Ridiger considered it his duty to leave to the descendants the memories of this event: “Crossing a significant river, made in the eyes of the enemy without losing even one person, with means so limited that they were almost to be built, should not disappear in our memory, as the sheets of a brief military relations".

Upon his return to St. Petersburg, Dal became known as a brilliant surgeon, but continued to write: he created several articles, sketches for future works. In 1832 Russian Tales were published which Pushkin took a serious interest in. Subsequently, Dal and the great poet developed companionship.
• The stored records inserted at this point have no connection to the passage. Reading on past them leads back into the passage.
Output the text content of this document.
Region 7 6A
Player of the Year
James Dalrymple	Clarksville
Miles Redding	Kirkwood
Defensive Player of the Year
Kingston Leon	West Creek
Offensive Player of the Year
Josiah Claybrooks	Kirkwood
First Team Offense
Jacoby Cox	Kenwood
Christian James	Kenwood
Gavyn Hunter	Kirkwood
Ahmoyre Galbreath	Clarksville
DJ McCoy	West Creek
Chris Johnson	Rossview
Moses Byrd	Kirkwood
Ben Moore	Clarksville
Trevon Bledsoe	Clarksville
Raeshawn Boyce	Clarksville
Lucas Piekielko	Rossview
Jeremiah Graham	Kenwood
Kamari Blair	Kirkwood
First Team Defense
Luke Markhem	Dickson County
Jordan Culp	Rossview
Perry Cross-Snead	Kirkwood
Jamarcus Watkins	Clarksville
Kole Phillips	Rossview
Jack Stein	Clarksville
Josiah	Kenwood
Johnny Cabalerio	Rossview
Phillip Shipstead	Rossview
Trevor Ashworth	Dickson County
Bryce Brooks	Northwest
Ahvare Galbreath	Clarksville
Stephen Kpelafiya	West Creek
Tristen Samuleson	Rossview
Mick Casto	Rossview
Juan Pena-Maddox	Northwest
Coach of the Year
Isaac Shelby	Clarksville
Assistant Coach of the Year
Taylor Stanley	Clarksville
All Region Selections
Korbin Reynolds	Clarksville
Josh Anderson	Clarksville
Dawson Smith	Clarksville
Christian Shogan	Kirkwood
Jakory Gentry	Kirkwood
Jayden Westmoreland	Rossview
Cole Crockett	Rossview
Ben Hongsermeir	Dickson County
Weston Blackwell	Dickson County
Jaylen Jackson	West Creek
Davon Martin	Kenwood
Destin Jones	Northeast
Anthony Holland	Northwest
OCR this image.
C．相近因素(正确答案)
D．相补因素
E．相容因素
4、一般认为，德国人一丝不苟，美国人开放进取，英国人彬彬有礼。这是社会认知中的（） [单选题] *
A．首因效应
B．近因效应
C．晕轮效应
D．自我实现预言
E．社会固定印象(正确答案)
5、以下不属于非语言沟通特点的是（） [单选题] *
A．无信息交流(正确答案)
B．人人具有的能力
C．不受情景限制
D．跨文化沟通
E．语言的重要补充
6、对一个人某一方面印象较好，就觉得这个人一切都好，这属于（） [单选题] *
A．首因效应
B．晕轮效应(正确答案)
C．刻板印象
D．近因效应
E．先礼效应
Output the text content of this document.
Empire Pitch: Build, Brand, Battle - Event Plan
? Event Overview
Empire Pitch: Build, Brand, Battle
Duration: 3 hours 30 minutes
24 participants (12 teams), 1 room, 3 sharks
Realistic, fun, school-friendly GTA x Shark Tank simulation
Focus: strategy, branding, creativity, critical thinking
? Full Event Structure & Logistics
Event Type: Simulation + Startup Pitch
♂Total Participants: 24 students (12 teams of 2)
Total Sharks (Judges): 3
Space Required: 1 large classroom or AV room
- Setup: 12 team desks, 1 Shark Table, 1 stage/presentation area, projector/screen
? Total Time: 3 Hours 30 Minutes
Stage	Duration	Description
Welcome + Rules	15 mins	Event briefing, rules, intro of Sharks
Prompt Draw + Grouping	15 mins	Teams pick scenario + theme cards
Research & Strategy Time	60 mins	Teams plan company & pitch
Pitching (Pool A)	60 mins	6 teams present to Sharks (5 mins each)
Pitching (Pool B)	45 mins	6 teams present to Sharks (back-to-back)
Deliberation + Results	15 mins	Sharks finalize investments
Planning to release a large explanatory dictionary, Dal, of course, continued to collect different words and interpret their meaning.

Vladimir Dal as the creator of the dictionary, was not a linguist by profession, about which he himself said: “It was not written by a teacher, not a mentor, not one who knows the work better than others, but who worked on it more than many; a student who has been gathering all his life bit by bit what he heard from his teacher, a living Russian language".

The motivation for this painstaking gathering for a lifetime was, on the one hand, love of the native word, on the other, Dal painfully experienced separation of the written language from the popular basis, complained of the profuse clogging of book speech with “foreign words”, that is, borrowed words. He wrote: "The language of the people is indisputably the most important and inexhaustible spring or mine, the treasury of our language...". He believed that the time had come to “inventory” the language, to free it from archaisms and far from always relevant Western borrowings.

Dal has collected, compiled and improved his explanatory dictionary for 53 years. The Presidential Library’s portal features a rare edition “Proverbs of the Russian people” by Vladimir Dal, some of which the author included in the main work of his whole life. This interesting and informative work reflects the state of the Russian language of the 19th century. It contains 200 thousand Russian words - exact, juicy, figurative. So far the dictionary of Dal continues to be an invaluable treasury of the history of the Russian people, their culture and language.